White House Makes Commercial to Pitch Obama's Unqualified Library of Congress Nominee
In her commercial, Hayden does seem to allude -- once -- to research:
We talk about libraries as being the original treasure chest. You can involve yourself in knowledge from years and years ago.
Those are general and unremarkable arguments implying “libraries are good.” They are not compelling and sophisticated ones that qualify the speaker to be librarian of Congress.
President Obama made it clear that race and gender were at the core of this appointment. In her commercial, Hayden spoke of it too:
Being the first female, and the first African-American, really brings together two aspects of, of course, my life that make this even more significant I think in terms of how people view the future of libraries, and what a national library can be. It’s inclusive, it can be part of everyone’s story.
In other words, it’s all about identity.
The White House commercial on Carla Hayden’s behalf is striking for its lack of even a single mention of the Library of Congress’s most important mission: research and scholarship in the service of the public. Serious scholarship is in the Library of Congress’s very DNA: Thomas Jefferson’s foundational collection was the working collection of a scholar, and from its original roots the Library of Congress has become an enormous engine of research and scholarly discovery -- too important to be left in the inexperienced hands of a research novice.
Carla Hayden’s lack of digital experience and expertise also reveals a dangerous shortcoming in her ability to lead the Library of Congress in the 21st century. The world’s two largest libraries by collection size are the Library of Congress and the British Library.
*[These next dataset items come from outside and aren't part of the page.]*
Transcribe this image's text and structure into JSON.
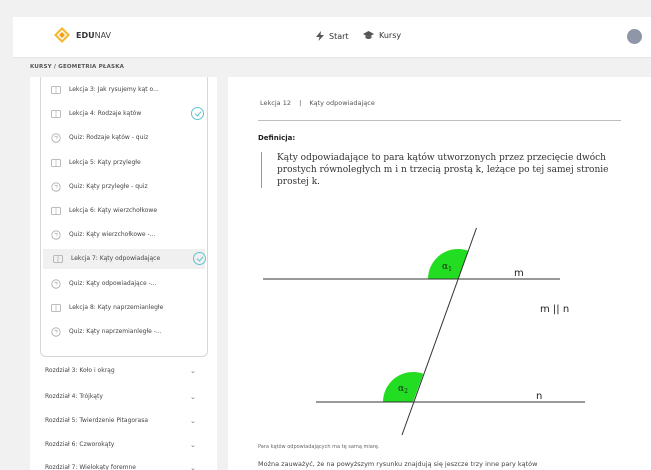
{
  "header": {
    "brand_bold": "EDU",
    "brand_rest": "NAV",
    "nav_start": "Start",
    "nav_kursy": "Kursy"
  },
  "breadcrumb": "KURSY / GEOMETRIA PŁASKA",
  "sidebar": {
    "lessons": [
      {
        "type": "lesson",
        "label": "Lekcja 3:  Jak rysujemy kąt o...",
        "done": false,
        "active": false
      },
      {
        "type": "lesson",
        "label": "Lekcja 4:  Rodzaje kątów",
        "done": true,
        "active": false
      },
      {
        "type": "quiz",
        "label": "Quiz:  Rodzaje kątów - quiz",
        "done": false,
        "active": false
      },
      {
        "type": "lesson",
        "label": "Lekcja 5:  Kąty przyległe",
        "done": false,
        "active": false
      },
      {
        "type": "quiz",
        "label": "Quiz:  Kąty przyległe - quiz",
        "done": false,
        "active": false
      },
      {
        "type": "lesson",
        "label": "Lekcja 6:  Kąty wierzchołkowe",
        "done": false,
        "active": false
      },
      {
        "type": "quiz",
        "label": "Quiz:  Kąty wierzchołkowe -...",
        "done": false,
        "active": false
      },
      {
        "type": "lesson",
        "label": "Lekcja 7:  Kąty odpowiadające",
        "done": true,
        "active": true
      },
      {
        "type": "quiz",
        "label": "Quiz:  Kąty odpowiadające -...",
        "done": false,
        "active": false
      },
      {
        "type": "lesson",
        "label": "Lekcja 8:  Kąty naprzemianległe",
        "done": false,
        "active": false
      },
      {
        "type": "quiz",
        "label": "Quiz:  Kąty naprzemianległe -...",
        "done": false,
        "active": false
      }
    ],
    "chapters": [
      "Rozdział 3: Koło i okrąg",
      "Rozdział 4: Trójkąty",
      "Rozdział 5: Twierdzenie Pitagorasa",
      "Rozdział 6: Czworokąty",
      "Rozdział 7: Wielokąty foremne"
    ]
  },
  "content": {
    "lesson_number": "Lekcja 12",
    "separator": "|",
    "lesson_title": "Kąty odpowiadające",
    "definition_heading": "Definicja:",
    "definition_text": "Kąty odpowiadające to para kątów utworzonych przez przecięcie dwóch prostych równoległych m i n trzecią prostą k, leżące po tej samej stronie prostej k.",
    "diagram": {
      "label_m": "m",
      "label_n": "n",
      "label_parallel": "m || n",
      "alpha1": "α",
      "alpha1_sub": "1",
      "alpha2": "α",
      "alpha2_sub": "2",
      "angle_color": "#22dd22"
    },
    "caption": "Para kątów odpowiadających ma tę samą miarę.",
    "paragraph": "Można zauważyć, że na powyższym rysunku znajdują się jeszcze trzy inne pary kątów"
  }
}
Each has universal collections, and their shared mission in the new millennium is increasingly electronic and virtual; here are signal programs launched by the Library of Congress in just the past two decades: Thomas.gov, Congress.gov (each vital for legislative support), and the National Digital Library, which provides free access online to digitized American history and culture resources with curatorial explanations for digital K-12 education.
The British Library operates analogous programs, and when it chose its own new director three years ago, it wisely selected a professional with solid experience in running a large institution’s digital resources: Roly Keating, the BBC’s controller of digital channels and director of archive content. Keating is now leading the British Library in a successful series of innovative digital programs, garnering international acclaim, and establishing the British Library as the world’s leading digital cultural institution.
Ms. Hayden’s capabilities to undertake anything similar for the Library of Congress appear to be absent; her rudimentary online efforts up until now give the impression of a balky floppy disk in an age of global cloud services.
In today’s digital world, a vital test of management skill for any large information enterprise is securing its data and online services. Yet a security review of Ms. Hayden’s current institution reveals that the password for the Enoch Pratt Free Library’s “epfl-wpa” wireless network is actually disclosed openly on the EPFL website.
This risks the security of not only the Library’s network and resources, but also the laptops and mobile devices of every library patron who logs in at the library.
A recent Washington Post article lauding Hayden’s nomination gushes that if confirmed by the Senate, “the next Librarian of Congress is likely to have tremendous say over our technological future.” That is so, claims the Post, because the Library controls the Copyright Office.
What exactly qualifies Dr. Hayden to chart America’s technological future, no one can say. The principal arguments that the Post cites in support of her nomination seem to boil down to vague talk and clichéd slogans about Hayden’s interest in “promoting public access to the Internet,” and her alleged expertise in “updating library systems for the digital age.” Indeed, according to President Obama, Hayden’s principal qualification for the job -- in addition, of course, to her race and gender -- is her interest in “modernizing libraries so that everyone can participate in today’s digital culture.”
If the Senate does its due diligence, it should seek outside experts from the IT world to examine whether Dr. Hayden is really a “technology expert” qualified to set national policy.
What is really going on with this nomination? The title of an admiring article in the leftist magazine The Nation says it all:
This Radical Librarian May Soon Run the World’s Largest Library
Maybe so. But Congress -- not just the Senate, but the House of Representatives, too -- just might have a thing or two to say about who runs the illustrious library that bears its name.